Лист Мёбиуса
Смешиваясь со снегом, получается мороженое оттепели.
–Так какое же место отведено мне во всём этом безобразии? Отвечай!
Насекомое надменно смотрело на меня. Как барин, поймавший за руку вороватого лакея.
–Что ты хочешь мне сказать? Отвечай! Отвечай! – дерзнул я на последний сиятельный выпад.
Чашка накренилась. Недопитый сидр заплескался, и, обессиленными лапками пытаясь хвататься за обслюнявленный краешек, мы рухнули вниз… Сквозь туманную завесу уличных фонарей дома вытекали жутковатыми тенями. Бары уже закрывались, гасли желтые, красные, синие вывески…
–Пошли ко мне, чешуйчатый, – пробормотала пьяная шлюха, вульгарно скосила глазки и произвела несколько вращательных движений языком за щекой. Она появилась между нами, как неудачный мазок в завершенной картине, как нежданный неприятный гость, как инородное пятно на саване гармонии.
–Ты мой отец. Я твой сын, – развел лапками таракан. – Я пришел забрать тебя с собой.
Тихая сопливая пауза.
Я заплакал и убил шлюху выстрелом молотка в упор. Она рухнула прямо поперек входа в «Запчасти души». Таракан тихонько откусил ей голову, а тело сбросил в канаву. Затрещали посетители, завыли женщины, перекрестился старый завсегдатай Куфарчук и немедленно выпил за упокой души несчастной блудницы.
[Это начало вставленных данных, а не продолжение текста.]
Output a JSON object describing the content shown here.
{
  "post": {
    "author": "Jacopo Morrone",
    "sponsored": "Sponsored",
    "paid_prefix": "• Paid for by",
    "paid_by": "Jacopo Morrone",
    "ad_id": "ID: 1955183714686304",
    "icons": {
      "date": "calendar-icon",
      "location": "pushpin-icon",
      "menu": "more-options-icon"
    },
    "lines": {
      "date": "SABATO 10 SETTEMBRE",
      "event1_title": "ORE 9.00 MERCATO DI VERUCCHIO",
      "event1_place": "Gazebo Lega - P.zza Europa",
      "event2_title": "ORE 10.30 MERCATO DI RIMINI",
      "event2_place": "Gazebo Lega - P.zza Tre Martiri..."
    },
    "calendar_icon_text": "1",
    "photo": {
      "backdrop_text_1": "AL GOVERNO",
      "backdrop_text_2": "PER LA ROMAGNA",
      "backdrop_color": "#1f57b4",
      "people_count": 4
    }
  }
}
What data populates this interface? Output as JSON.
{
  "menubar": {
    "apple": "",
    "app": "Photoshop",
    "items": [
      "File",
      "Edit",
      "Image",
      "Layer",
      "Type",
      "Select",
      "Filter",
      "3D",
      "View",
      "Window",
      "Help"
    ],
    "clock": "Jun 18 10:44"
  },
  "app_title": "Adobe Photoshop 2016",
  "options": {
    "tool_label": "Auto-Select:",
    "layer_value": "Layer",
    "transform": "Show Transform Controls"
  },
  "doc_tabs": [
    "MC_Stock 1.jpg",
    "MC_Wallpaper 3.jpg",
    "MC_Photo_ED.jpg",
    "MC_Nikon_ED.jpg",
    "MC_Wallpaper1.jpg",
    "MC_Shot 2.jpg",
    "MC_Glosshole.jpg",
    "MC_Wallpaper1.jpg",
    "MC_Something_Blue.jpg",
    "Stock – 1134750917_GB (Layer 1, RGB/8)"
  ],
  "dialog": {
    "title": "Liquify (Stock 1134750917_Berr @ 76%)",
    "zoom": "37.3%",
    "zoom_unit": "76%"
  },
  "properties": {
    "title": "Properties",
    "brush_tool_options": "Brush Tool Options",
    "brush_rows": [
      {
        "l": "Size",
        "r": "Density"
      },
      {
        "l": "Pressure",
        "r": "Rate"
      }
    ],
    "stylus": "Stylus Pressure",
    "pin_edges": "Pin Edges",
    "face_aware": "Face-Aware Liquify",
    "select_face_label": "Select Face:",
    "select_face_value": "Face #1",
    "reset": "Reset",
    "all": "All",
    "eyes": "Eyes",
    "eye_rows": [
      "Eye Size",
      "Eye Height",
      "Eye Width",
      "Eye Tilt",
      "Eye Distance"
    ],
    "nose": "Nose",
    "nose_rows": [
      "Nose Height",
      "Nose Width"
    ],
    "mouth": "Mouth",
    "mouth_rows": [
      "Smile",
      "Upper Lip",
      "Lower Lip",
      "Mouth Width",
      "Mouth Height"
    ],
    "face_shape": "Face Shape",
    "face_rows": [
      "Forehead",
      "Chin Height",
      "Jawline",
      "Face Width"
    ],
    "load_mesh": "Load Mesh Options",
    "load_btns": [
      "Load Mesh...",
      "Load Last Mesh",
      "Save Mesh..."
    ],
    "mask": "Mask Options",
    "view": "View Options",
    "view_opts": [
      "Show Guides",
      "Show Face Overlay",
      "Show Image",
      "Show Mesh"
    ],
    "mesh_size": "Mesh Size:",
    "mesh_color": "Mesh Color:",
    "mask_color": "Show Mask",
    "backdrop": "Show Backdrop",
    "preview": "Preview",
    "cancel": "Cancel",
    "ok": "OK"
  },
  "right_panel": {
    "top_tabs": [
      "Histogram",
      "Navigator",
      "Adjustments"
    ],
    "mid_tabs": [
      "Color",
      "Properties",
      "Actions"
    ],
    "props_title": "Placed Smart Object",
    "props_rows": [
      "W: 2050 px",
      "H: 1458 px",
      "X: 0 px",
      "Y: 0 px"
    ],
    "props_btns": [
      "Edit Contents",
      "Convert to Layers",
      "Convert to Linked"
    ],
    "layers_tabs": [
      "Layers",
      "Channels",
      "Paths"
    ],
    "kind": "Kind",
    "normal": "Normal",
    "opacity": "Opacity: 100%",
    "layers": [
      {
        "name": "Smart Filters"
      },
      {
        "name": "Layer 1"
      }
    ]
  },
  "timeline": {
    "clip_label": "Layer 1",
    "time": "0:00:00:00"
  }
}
Страх погнал прятаться за фонарным столбом около ж/д вокзала – и сыну не составило труда найти меня. А потом приполз туман, гул приближающегося поезда и противный запах раскочегаренной электрички… Пластыри от поседения… Чипсы, семечки, арахис, вода минеральная, пиво… Пиво, чипсы, арахис, минеральная вода… Сенсация: Папа Римский продал душу дьяволу. Правительство сняло квоту на выпуск сидра. Мнения аналитиков: следует ли ждать сюрпризов на продовольственном рынке… Книжки-раскраски… Противогазы… Пирожки с повидлом… Противогазы с повидлом… Папа Римский продал душу сидру…
Наивные обыватели. Щелк – и нету их. Вот так просто: проснулся – и нету.
–Здесь блеск и нищета обывательщины… Вы следили за мной с самого начала…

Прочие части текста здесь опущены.